“What does she care? Mr. Lewis Gesner is a gentleman, and he knows something.”

“He said once that I was only a little doll,” said Mrs. Wadsworth. “I never liked him afterward.”

“I like him,” said Dinah; “he doesn’t flirt with the girls; he always talks to the old ladies.”

“What are you going to do to-day, Tessa?” inquired Mrs. Wadsworth, ignoring Dinah’s remark.

“Oh, I don’t know,” she answered, “and don’t care” was the unspoken addition.

There was one thing she was sure to do. On her way to the ten o’clock mail she would take a moment with Miss Jewett for a word, a look; for something to set her heart to beating to a cheerier tune. Ten minutes before mail time she found Miss Jewett as busy as a bee.

“Oh, Tessa,” glancing up from her desk, “I knew you would come. I had a good crying spell on my twenty-fifth birthday and I’ve looked through clear eyes ever since. I wish for you that your second quarter may be as full of hard work as mine.”

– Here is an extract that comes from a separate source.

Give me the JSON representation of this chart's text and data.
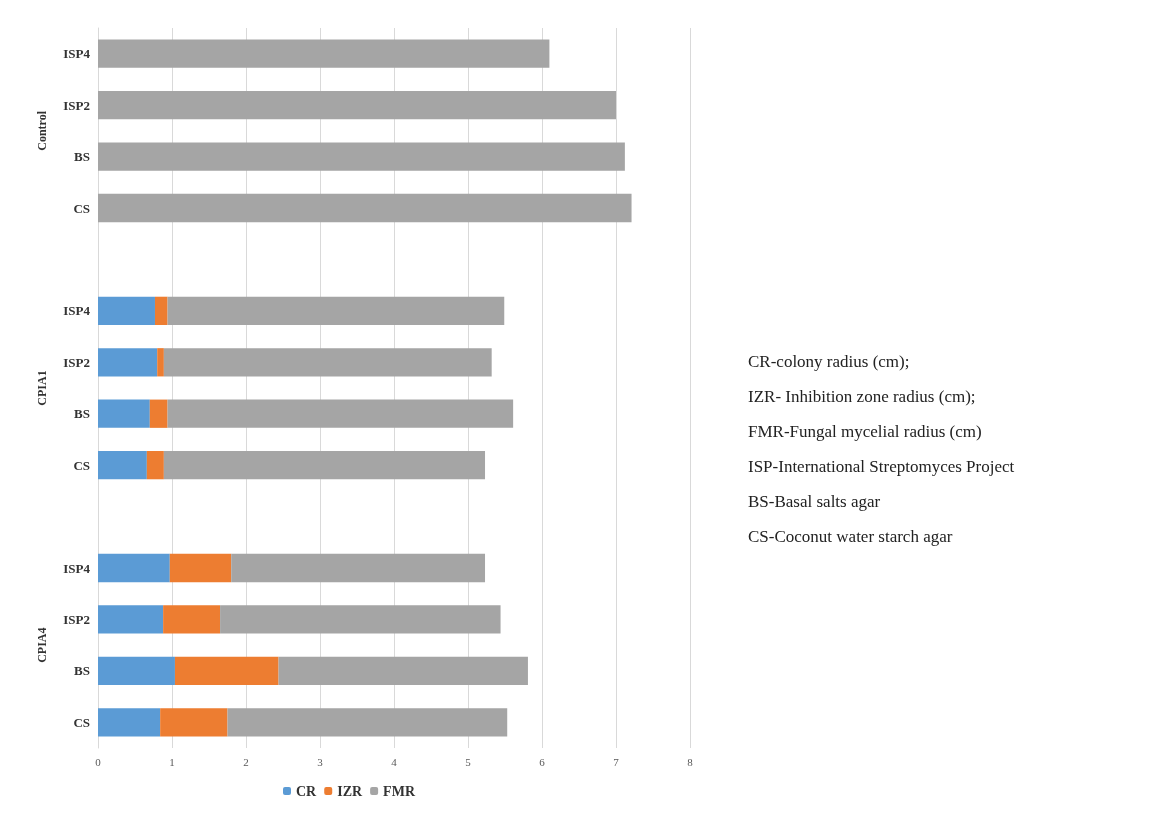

Tessa felt as if the sun were shining warm again. At the office she received her birthday present; the one thing that she most wished for; if ever birthday face were in a glow and birthday heart set to dancing, hers were when her fingers held the check for one hundred and sixty-eight dollars and fifty cents, and when her eyes ran through the brief, friendly letter, with its two lines of praise.

“I am taken with your book. It gives me a humbling-down feeling. I hardly know why.”

“Oh, it’s too good! it’s too good,” she cried, with her head close to Miss Jewett’s at the desk over the large day-book. “I was feeling as if nobody cared, and now he wants another book. As good as this, he says.”